Ich will mir die Vergleichung zwischen dem Willensgefühl und dem Kraftgefühl nicht leicht machen und werde darum von dem Sprachgebrauche absehen, der Wille und Kraft geradezu in einen Gegensatz bringt, der auch dann von einem Willen redet, wo das Phantasiebild einer künftigen Handlung, wo der Wunsch gar nicht zur Ursache einer Veränderung werden kann. Wo der Soldat an der Grenze der Möglichkeit, wo der ermüdete[234] oder unbegabte Schüler sagen oder doch denken darf: »Ich möchte gern! Ich will, aber meine Kraft genügt nicht!« – da wird das Wort wollen schon in uneigentlichem Sinne gebraucht, da findet sich im Selbstbewußtsein kein richtiges Willensgefühl vor. Der Wille ist die psychische Begleiterscheinung wirklichen Handelns, ist die innere Seite einer Kraftäußerung und erscheint uns nur darum als Ursache dieser Kraftäußerung, weil der Willensakt das Bild der künftigen Handlung ist, der Handlung also vorausgeht, und weil das notwendig zeitliche Prius eben die Ursache einer Änderung genannt zu werden pflegt. Der überaus schwierige Begriff der Möglichkeit spielt wunderlich genug in diesen Sprachgebrauch hinein, weil die normale Illusion des Willensgefühls in uns die viel gröbere Täuschung eines freien Willens erzeugt hat. Die Worte wenigstens zu verbinden gestattete. Die Täuschung der Willensfreiheit gestattet uns Sätze wie: Ich möchte, was nicht möglich ist. Die Möglichkeit ist aber ein rein logischer Begriff, der in der Wirklichkeitswelt keinen Platz hat.

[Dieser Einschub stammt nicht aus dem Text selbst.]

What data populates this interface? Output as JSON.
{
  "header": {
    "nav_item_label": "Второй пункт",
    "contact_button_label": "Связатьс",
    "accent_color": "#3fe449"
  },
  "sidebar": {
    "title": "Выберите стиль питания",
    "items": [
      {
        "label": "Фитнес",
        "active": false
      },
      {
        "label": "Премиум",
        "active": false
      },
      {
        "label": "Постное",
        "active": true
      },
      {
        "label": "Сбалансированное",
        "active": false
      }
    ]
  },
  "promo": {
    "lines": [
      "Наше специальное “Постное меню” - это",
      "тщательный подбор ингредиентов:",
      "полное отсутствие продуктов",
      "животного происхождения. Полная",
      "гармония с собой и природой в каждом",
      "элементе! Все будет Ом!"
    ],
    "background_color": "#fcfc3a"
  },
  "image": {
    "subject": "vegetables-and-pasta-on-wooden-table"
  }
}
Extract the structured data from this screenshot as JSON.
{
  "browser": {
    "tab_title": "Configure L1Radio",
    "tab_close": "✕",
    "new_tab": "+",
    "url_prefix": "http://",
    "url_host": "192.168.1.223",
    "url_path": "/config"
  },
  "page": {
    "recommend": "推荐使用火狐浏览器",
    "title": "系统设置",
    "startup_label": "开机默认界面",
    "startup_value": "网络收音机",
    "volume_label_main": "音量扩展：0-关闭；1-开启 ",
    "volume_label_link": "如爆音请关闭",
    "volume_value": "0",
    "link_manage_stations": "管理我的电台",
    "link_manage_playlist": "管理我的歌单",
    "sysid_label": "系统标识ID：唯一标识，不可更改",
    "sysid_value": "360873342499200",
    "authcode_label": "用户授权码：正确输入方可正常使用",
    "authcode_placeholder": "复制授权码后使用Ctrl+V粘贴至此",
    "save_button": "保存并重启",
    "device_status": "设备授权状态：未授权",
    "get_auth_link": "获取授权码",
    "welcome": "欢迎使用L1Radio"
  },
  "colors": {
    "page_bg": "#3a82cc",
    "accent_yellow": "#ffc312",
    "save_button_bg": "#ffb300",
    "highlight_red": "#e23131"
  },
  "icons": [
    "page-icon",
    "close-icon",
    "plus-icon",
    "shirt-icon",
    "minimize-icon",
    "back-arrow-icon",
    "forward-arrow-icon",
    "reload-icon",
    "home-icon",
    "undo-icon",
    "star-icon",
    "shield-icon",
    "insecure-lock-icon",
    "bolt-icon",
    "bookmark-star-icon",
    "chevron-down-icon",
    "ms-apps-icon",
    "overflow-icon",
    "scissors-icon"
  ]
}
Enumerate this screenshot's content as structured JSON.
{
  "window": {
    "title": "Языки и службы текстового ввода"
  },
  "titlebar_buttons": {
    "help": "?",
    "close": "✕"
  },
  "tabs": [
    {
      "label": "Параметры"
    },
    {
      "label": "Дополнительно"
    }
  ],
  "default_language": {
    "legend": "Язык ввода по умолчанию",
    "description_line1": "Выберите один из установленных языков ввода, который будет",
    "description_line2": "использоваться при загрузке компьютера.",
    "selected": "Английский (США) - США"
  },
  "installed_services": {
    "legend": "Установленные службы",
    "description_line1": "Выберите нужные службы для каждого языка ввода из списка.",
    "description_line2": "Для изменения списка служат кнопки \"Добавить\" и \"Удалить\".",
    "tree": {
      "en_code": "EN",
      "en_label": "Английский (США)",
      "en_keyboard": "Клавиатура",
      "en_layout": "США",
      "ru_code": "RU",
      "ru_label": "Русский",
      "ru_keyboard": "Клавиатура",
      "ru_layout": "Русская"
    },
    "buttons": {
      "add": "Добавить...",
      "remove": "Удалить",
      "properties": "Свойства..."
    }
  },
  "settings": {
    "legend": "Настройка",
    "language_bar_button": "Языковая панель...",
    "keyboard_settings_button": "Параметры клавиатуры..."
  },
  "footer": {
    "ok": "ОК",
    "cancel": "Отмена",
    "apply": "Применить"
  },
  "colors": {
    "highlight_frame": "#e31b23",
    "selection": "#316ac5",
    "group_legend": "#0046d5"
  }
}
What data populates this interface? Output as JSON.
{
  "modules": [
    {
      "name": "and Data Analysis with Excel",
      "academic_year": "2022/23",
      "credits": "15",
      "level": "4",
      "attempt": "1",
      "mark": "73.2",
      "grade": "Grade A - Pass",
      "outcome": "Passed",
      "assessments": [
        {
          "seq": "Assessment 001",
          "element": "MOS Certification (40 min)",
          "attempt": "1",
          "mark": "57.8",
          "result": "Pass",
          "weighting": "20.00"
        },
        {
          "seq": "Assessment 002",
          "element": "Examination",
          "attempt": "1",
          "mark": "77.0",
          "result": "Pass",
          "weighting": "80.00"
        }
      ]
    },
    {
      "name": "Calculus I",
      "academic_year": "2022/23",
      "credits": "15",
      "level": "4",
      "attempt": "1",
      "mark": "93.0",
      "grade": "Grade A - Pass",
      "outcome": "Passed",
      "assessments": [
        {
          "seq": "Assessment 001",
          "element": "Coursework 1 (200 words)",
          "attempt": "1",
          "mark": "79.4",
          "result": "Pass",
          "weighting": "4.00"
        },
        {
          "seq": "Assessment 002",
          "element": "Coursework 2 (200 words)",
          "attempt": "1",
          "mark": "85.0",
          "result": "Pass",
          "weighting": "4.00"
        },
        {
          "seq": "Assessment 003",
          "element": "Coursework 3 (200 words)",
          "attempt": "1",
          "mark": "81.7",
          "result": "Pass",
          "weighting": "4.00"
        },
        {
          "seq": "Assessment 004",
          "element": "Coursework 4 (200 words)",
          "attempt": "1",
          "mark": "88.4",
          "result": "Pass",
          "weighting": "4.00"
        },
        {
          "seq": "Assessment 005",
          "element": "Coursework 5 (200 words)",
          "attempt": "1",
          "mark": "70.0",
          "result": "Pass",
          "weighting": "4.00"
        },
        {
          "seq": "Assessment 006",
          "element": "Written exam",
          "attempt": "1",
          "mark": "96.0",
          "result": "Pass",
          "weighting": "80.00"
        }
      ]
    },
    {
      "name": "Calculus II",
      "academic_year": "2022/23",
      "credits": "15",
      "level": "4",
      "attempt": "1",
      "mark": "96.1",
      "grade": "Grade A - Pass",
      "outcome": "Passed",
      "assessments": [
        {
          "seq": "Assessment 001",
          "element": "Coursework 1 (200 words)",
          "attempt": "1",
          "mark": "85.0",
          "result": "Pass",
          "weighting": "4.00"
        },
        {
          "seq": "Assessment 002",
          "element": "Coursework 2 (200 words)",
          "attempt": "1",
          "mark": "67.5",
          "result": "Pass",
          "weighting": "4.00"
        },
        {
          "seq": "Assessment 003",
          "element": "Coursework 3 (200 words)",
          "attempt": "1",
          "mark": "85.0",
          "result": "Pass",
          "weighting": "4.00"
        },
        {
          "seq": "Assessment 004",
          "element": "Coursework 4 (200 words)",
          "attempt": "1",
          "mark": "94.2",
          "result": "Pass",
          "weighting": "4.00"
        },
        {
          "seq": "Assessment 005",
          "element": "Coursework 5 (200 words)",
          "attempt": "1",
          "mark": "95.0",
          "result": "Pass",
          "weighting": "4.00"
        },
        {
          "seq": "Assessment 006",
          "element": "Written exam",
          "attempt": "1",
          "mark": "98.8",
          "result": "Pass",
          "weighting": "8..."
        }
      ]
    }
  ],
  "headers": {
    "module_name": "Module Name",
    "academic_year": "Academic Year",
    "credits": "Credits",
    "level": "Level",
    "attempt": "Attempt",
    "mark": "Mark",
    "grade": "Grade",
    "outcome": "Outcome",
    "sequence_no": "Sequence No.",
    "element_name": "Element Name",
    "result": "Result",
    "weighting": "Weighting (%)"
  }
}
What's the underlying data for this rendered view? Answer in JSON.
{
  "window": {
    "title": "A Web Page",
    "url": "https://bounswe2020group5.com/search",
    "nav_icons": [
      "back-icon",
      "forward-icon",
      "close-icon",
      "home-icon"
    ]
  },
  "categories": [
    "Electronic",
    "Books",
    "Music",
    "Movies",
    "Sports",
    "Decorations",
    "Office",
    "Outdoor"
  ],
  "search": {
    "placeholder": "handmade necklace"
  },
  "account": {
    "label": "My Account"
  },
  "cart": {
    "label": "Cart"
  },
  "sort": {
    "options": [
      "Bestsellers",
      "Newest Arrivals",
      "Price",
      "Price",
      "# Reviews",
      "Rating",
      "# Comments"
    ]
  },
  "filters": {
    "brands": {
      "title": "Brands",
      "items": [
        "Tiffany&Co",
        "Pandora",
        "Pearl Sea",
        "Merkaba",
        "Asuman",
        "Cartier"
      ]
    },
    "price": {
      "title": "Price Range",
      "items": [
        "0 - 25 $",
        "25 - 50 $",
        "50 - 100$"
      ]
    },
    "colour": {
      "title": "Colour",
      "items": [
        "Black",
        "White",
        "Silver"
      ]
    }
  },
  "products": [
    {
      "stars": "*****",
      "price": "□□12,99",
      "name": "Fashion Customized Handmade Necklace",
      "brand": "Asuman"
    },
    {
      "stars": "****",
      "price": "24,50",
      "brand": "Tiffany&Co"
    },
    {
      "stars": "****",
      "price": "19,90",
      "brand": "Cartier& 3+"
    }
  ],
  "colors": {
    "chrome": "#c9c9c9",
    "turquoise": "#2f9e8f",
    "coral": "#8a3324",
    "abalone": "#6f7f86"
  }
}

Der Willensakt ist also die innere Seite eines Kraftaktes, seiner Kraftäußerung; ist also z.B. meine Muskelkraft die zureichende Ursache eines Steinwurfs, so ist der Wille zu diesem Steinwurf nur die psychische Begleiterscheinung meiner Kraftäußerung, nur die innere Seite eines einzigen Vorgangs; und der Steinwurf ist durch meine Muskelkraft so restlos verursacht, daß für meinen Willen als eine Ursache nichts zu bewirken übrig bleibt. Will ich meinen Willen durch eine Richtungsänderung meiner Aufmerksamkeit zur Ursache des Steinwurfs machen, so muß ich die andere Seite des einzigen Vorgangs ausschalten, so muß ich die physische Ursache des Vorgangs annullieren.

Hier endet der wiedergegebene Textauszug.